Several professions have large collections of Michigan people throughout the world referred to as Michigan Mafia.

Diving

Occupational Safety and Environmental Health Michigan Mafia archive

During the 1970's, the term "Michigan Mafia" was coined by the US Scientific and Recreational Instructional Diving Communities to denote an extreme measure of respect given to Lee Somers, Ph.D. Diving Safety Officer, at the University of Michigan and those that had been trained by him in the University of Michigan Scientific and Recreational Diving Programs. Although perhaps not totally politically correct by today's standards, the term is used here for historical accuracy to maintain the atmosphere of respect given by the diving community to Lee and those educated by him at the University of Michigan.

Journalism

Michigan Mafia RIP by David Weir on ex-Michigan journalists in the Bay Area:

You have to go back to 1978 to understand the story of the Michigan Mafia. A group of us Midwestern migrants started to feel comfortable enough in our adopted Bay Area to bring a bit of our culture into the local scene. Some journalist colleagues and I issued a challenge to the other media institutions in San Francisco to play us in softball.

Dirt track racing

The Michigan Mafia, Peter Starr on dirt-track racing:

For some reason Michigan has always fielded a very talented batch of dirt-track racers. Perhaps not as many as California, but undoubtedly more than any state when you consider it on a per capita, or per square mile, basis.
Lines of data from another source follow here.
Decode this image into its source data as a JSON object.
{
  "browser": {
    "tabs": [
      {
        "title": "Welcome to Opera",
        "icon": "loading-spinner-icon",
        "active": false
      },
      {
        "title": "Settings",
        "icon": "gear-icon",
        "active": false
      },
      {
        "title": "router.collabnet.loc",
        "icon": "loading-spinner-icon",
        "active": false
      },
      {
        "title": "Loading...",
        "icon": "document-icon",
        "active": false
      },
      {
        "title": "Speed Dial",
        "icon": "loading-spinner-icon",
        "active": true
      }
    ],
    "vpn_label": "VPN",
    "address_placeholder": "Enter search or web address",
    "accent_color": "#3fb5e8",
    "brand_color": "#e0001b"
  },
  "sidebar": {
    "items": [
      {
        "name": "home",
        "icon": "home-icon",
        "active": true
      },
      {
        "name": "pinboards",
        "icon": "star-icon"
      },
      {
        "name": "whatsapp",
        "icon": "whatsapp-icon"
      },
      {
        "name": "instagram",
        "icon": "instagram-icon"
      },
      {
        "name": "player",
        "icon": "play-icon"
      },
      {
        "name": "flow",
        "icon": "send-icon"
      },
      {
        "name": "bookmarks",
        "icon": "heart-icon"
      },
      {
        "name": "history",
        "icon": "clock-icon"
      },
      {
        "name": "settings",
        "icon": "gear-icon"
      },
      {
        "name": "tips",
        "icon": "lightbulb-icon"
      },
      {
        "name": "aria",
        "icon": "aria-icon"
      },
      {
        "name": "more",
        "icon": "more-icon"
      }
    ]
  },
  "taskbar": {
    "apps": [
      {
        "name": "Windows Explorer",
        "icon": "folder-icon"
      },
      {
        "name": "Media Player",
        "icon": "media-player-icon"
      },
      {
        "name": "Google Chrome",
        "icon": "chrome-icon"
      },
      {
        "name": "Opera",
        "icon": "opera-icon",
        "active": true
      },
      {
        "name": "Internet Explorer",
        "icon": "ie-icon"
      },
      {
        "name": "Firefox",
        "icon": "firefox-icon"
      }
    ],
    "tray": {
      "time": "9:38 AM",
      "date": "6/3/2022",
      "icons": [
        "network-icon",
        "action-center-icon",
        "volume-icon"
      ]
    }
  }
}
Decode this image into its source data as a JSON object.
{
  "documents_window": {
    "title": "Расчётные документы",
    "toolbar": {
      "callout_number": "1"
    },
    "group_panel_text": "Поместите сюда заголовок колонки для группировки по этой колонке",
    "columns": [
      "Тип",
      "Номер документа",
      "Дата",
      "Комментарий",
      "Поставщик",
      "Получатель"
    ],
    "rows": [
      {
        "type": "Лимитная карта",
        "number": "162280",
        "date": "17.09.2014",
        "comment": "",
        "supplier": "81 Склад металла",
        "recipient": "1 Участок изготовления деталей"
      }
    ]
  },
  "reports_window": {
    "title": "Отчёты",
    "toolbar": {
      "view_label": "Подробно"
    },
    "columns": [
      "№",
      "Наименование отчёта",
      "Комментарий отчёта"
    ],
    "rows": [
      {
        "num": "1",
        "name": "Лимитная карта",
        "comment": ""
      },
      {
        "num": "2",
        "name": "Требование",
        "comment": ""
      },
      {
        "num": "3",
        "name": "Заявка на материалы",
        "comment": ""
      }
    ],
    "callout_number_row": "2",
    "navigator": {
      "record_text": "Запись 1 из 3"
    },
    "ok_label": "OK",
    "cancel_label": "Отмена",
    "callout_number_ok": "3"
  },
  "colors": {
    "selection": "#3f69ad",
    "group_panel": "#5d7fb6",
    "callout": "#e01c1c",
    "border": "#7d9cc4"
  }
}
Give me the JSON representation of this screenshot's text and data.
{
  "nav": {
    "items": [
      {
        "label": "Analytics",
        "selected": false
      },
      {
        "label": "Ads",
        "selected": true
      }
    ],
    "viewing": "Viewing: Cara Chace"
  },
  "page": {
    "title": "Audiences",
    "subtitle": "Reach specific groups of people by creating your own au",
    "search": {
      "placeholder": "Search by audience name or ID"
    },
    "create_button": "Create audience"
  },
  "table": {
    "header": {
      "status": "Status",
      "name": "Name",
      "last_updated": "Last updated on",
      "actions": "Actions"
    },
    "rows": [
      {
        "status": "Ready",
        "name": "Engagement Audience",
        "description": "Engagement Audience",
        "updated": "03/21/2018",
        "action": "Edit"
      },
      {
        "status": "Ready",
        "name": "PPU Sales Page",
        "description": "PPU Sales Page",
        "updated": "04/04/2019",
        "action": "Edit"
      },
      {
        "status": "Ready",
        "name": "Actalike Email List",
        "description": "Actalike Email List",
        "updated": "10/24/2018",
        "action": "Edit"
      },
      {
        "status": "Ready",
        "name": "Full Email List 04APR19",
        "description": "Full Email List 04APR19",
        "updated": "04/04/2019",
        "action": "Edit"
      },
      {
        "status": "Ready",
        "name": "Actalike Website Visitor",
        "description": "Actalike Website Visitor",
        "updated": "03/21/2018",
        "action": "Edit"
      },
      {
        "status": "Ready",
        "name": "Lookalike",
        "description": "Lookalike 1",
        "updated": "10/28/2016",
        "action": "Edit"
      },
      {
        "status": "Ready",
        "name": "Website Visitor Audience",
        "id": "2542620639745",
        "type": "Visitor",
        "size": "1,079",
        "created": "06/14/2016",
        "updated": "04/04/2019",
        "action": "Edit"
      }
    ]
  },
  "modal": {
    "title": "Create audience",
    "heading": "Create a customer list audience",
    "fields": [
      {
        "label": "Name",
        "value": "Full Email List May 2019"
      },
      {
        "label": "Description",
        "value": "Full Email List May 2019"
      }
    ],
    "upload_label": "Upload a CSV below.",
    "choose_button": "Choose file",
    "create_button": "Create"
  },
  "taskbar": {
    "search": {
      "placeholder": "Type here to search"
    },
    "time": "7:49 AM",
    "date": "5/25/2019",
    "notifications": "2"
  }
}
But the group that qualified as "the Michigan Mafia" came from a very small part of Michigan, essentially within a 30-mile radius of Flint. Michigan's list of national-caliber racers is impressive. Chet Dygraff, Bart Markel, Rex Beauchamp, Corky Keener, Jay Springsteen, Ted Boody, Randy Goss, Garth Brow and Scott Parker. Among them, they have more National Championship podium finishes than all others combined.

Film

The Michigan Mafia, Chris Gore, Film Threat:

But being in LA, I'm never really homesick since so many of my pals are Michiganders. It's strange how I have lived in the Los Angeles area more than ten years, yet I still have connections with so many people from the midwest and Michigan in particular. But what's even more odd, is that they are here in LA! It seems that I am always discovering others in this business who also come from the giant mitten. Guys like John Sloss, I never would have pegged him as a Michigan boy. Or Elvis Mitchell, critic for the New York Times. I have a name for it -- I call it the Michigan Mafia. And while none of us has ever really had a meeting about how to take over Hollywood, there are certainly enough of us around to do some serious damage.